Over by their turmite-paper garage, Lora and Geneva were staring at the Unipuskers with their mouths agape. Ida and Renata were at Frek’s side. If Ida was scared of the Unipuskers, she didn’t show it.
“Extol the fabled Unipusker organizational skills,” said Hawb, twitching his eye stalks to shake off some gnats. “Promise that we will conform your behaviors to the Unipusk Branecast Code. Guarantee that we will prune down the species of your overly diverse biome. Shake my hand.”

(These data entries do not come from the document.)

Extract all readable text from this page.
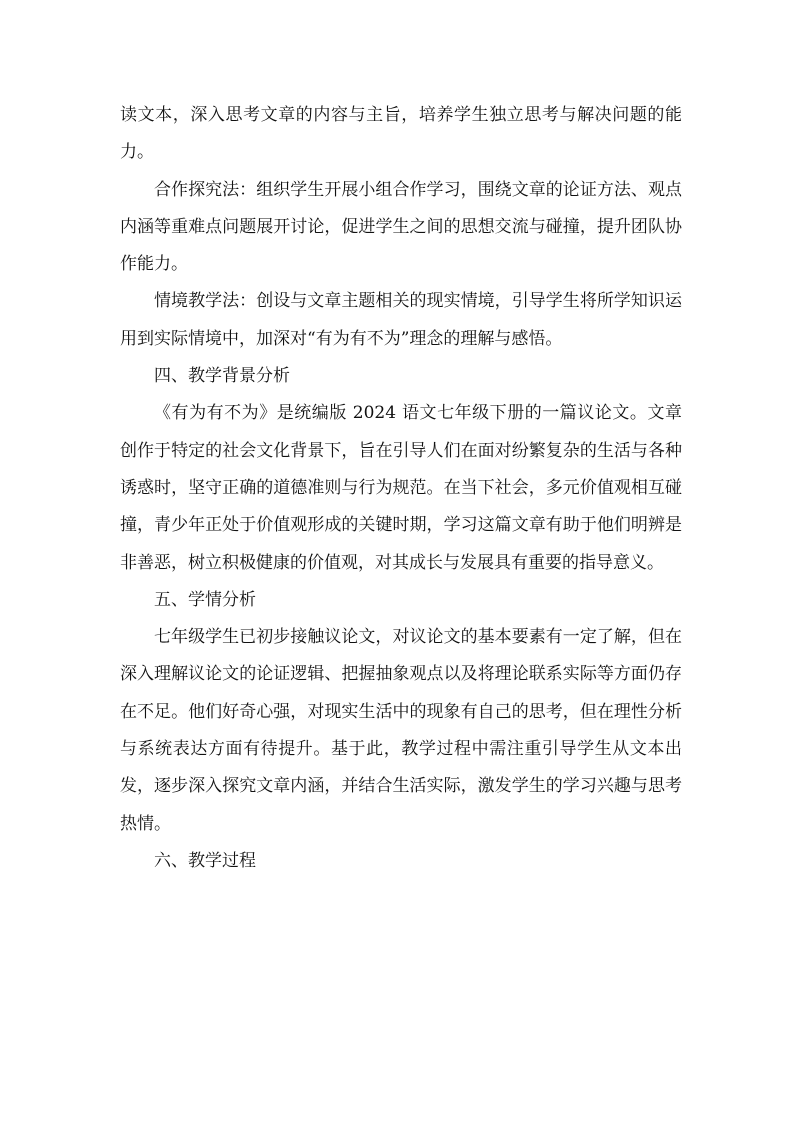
读文本，深入思考文章的内容与主旨，培养学生独立思考与解决问题的能力。

合作探究法：组织学生开展小组合作学习，围绕文章的论证方法、观点内涵等重难点问题展开讨论，促进学生之间的思想交流与碰撞，提升团队协作能力。

情境教学法：创设与文章主题相关的现实情境，引导学生将所学知识运用到实际情境中，加深对“有为有不为”理念的理解与感悟。

四、教学背景分析

《有为有不为》是统编版 2024 语文七年级下册的一篇议论文。文章创作于特定的社会文化背景下，旨在引导人们在面对纷繁复杂的生活与各种诱惑时，坚守正确的道德准则与行为规范。在当下社会，多元价值观相互碰撞，青少年正处于价值观形成的关键时期，学习这篇文章有助于他们明辨是非善恶，树立积极健康的价值观，对其成长与发展具有重要的指导意义。

五、学情分析

七年级学生已初步接触议论文，对议论文的基本要素有一定了解，但在深入理解议论文的论证逻辑、把握抽象观点以及将理论联系实际等方面仍存在不足。他们好奇心强，对现实生活中的现象有自己的思考，但在理性分析与系统表达方面有待提升。基于此，教学过程中需注重引导学生从文本出发，逐步深入探究文章内涵，并结合生活实际，激发学生的学习兴趣与思考热情。

六、教学过程
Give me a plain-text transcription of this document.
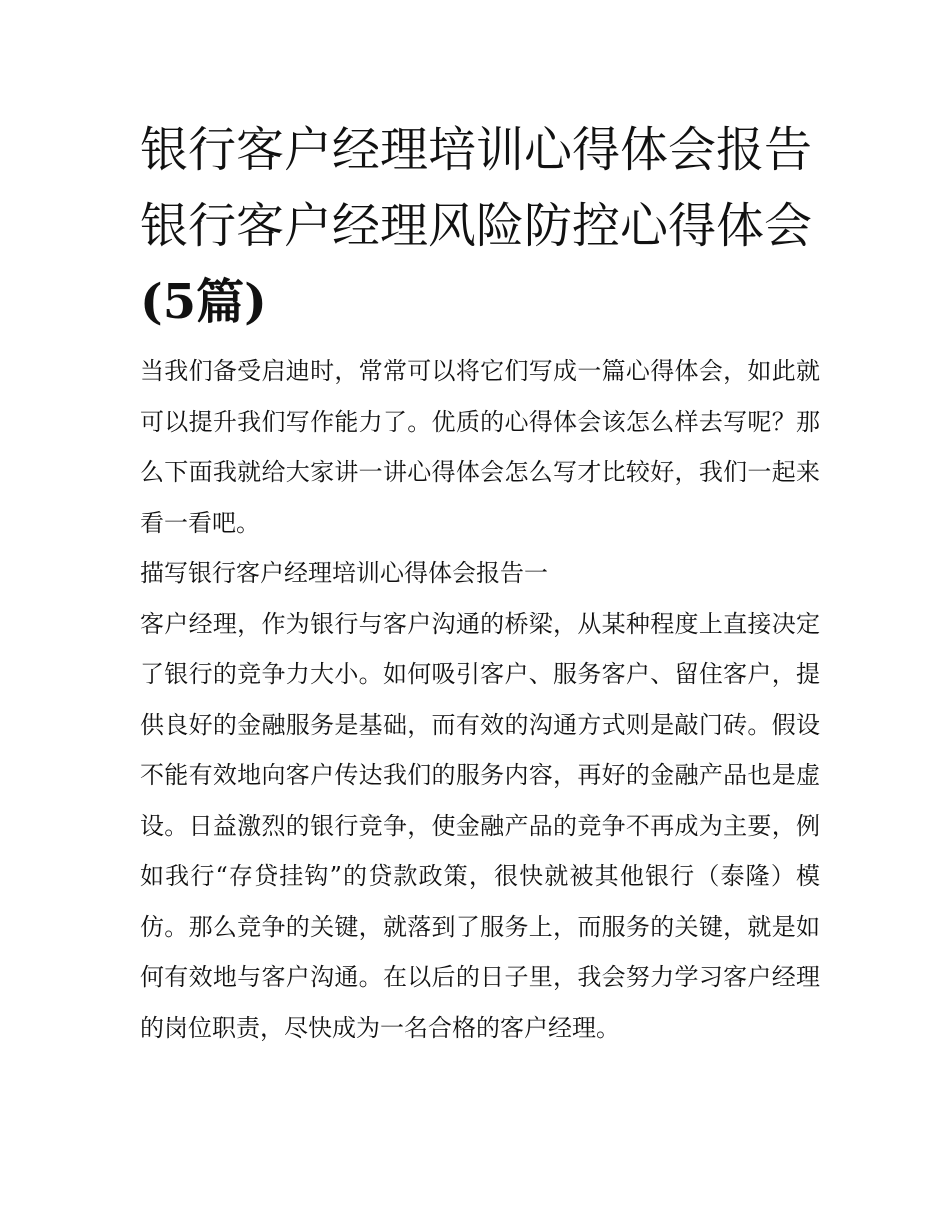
银行客户经理培训心得体会报告 银行客户经理风险防控心得体会(5篇)

当我们备受启迪时，常常可以将它们写成一篇心得体会，如此就可以提升我们写作能力了。优质的心得体会该怎么样去写呢？那么下面我就给大家讲一讲心得体会怎么写才比较好，我们一起来看一看吧。

描写银行客户经理培训心得体会报告一

客户经理，作为银行与客户沟通的桥梁，从某种程度上直接决定了银行的竞争力大小。如何吸引客户、服务客户、留住客户，提供良好的金融服务是基础，而有效的沟通方式则是敲门砖。假设不能有效地向客户传达我们的服务内容，再好的金融产品也是虚设。日益激烈的银行竞争，使金融产品的竞争不再成为主要，例如我行“存贷挂钩”的贷款政策，很快就被其他银行（泰隆）模仿。那么竞争的关键，就落到了服务上，而服务的关键，就是如何有效地与客户沟通。在以后的日子里，我会努力学习客户经理的岗位职责，尽快成为一名合格的客户经理。
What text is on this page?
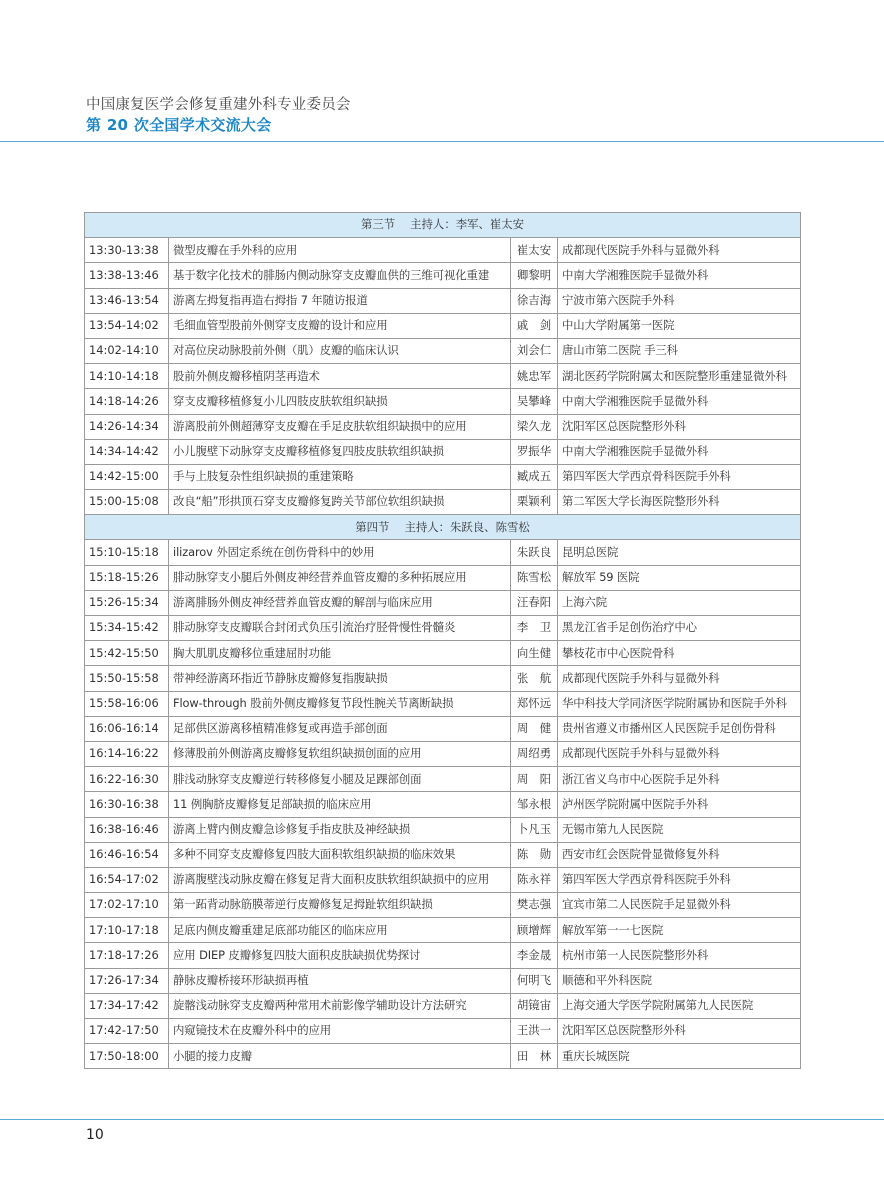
中国康复医学会修复重建外科专业委员会
第 20 次全国学术交流大会
第三节　 主持人：李军、崔太安			
13:30-13:38	微型皮瓣在手外科的应用	崔太安	成都现代医院手外科与显微外科
13:38-13:46	基于数字化技术的腓肠内侧动脉穿支皮瓣血供的三维可视化重建	卿黎明	中南大学湘雅医院手显微外科
13:46-13:54	游离左拇复指再造右拇指 7 年随访报道	徐吉海	宁波市第六医院手外科
13:54-14:02	毛细血管型股前外侧穿支皮瓣的设计和应用	戚　剑	中山大学附属第一医院
14:02-14:10	对高位戾动脉股前外侧（肌）皮瓣的临床认识	刘会仁	唐山市第二医院 手三科
14:10-14:18	股前外侧皮瓣移植阴茎再造术	姚忠军	湖北医药学院附属太和医院整形重建显微外科
14:18-14:26	穿支皮瓣移植修复小儿四肢皮肤软组织缺损	吴攀峰	中南大学湘雅医院手显微外科
14:26-14:34	游离股前外侧超薄穿支皮瓣在手足皮肤软组织缺损中的应用	梁久龙	沈阳军区总医院整形外科
14:34-14:42	小儿腹壁下动脉穿支皮瓣移植修复四肢皮肤软组织缺损	罗振华	中南大学湘雅医院手显微外科
14:42-15:00	手与上肢复杂性组织缺损的重建策略	臧成五	第四军医大学西京骨科医院手外科
15:00-15:08	改良“船”形拱顶石穿支皮瓣修复跨关节部位软组织缺损	栗颖利	第二军医大学长海医院整形外科
第四节　 主持人：朱跃良、陈雪松			
15:10-15:18	ilizarov 外固定系统在创伤骨科中的妙用	朱跃良	昆明总医院
15:18-15:26	腓动脉穿支小腿后外侧皮神经营养血管皮瓣的多种拓展应用	陈雪松	解放军 59 医院
15:26-15:34	游离腓肠外侧皮神经营养血管皮瓣的解剖与临床应用	汪春阳	上海六院
15:34-15:42	腓动脉穿支皮瓣联合封闭式负压引流治疗胫骨慢性骨髓炎	李　卫	黑龙江省手足创伤治疗中心
15:42-15:50	胸大肌肌皮瓣移位重建屈肘功能	向生健	攀枝花市中心医院骨科
15:50-15:58	带神经游离环指近节静脉皮瓣修复指腹缺损	张　航	成都现代医院手外科与显微外科
15:58-16:06	Flow-through 股前外侧皮瓣修复节段性腕关节离断缺损	郑怀远	华中科技大学同济医学院附属协和医院手外科
16:06-16:14	足部供区游离移植精准修复或再造手部创面	周　健	贵州省遵义市播州区人民医院手足创伤骨科
16:14-16:22	修薄股前外侧游离皮瓣修复软组织缺损创面的应用	周绍勇	成都现代医院手外科与显微外科
16:22-16:30	腓浅动脉穿支皮瓣逆行转移修复小腿及足踝部创面	周　阳	浙江省义乌市中心医院手足外科
16:30-16:38	11 例胸脐皮瓣修复足部缺损的临床应用	邹永根	泸州医学院附属中医院手外科
16:38-16:46	游离上臂内侧皮瓣急诊修复手指皮肤及神经缺损	卜凡玉	无锡市第九人民医院
16:46-16:54	多种不同穿支皮瓣修复四肢大面积软组织缺损的临床效果	陈　勋	西安市红会医院骨显微修复外科
16:54-17:02	游离腹壁浅动脉皮瓣在修复足背大面积皮肤软组织缺损中的应用	陈永祥	第四军医大学西京骨科医院手外科
17:02-17:10	第一跖背动脉筋膜蒂逆行皮瓣修复足拇趾软组织缺损	樊志强	宜宾市第二人民医院手足显微外科
17:10-17:18	足底内侧皮瓣重建足底部功能区的临床应用	顾增辉	解放军第一一七医院
17:18-17:26	应用 DIEP 皮瓣修复四肢大面积皮肤缺损优势探讨	李金晟	杭州市第一人民医院整形外科
17:26-17:34	静脉皮瓣桥接环形缺损再植	何明飞	顺德和平外科医院
17:34-17:42	旋髂浅动脉穿支皮瓣两种常用术前影像学辅助设计方法研究	胡镜宙	上海交通大学医学院附属第九人民医院
17:42-17:50	内窥镜技术在皮瓣外科中的应用	王洪一	沈阳军区总医院整形外科
17:50-18:00	小腿的接力皮瓣	田　林	重庆长城医院
10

In front of the house, crows were noisily picking over the remains of the shuggoths. The flowers in the backyard were bobbing in the evening breeze. Starlings swooped about in the twilight, catching moths. At Frek’s feet a puppy was nosing a glow worm.
“Go inside and start up the toons,” Frek told Ida in a quiet tone. “Put a whole lot of them on the kitchen walls.”
“How are your children, Cawmb?” said Renata by way of distracting the aliens. “I hope none of them have ickspot?” She couldn’t quite suppress a giggle.
“Express anger that you dare to gloat over your wicked ruse,” said Cawmb, slapping the curious Woo away from his gold-covered tail. “Marvel that none of our children perished in the collapse of our dwelling. Deny your right to make further jokes.” Ida had slipped into the house.
“So how many children do you two have now, Hawb?” temporized Frek.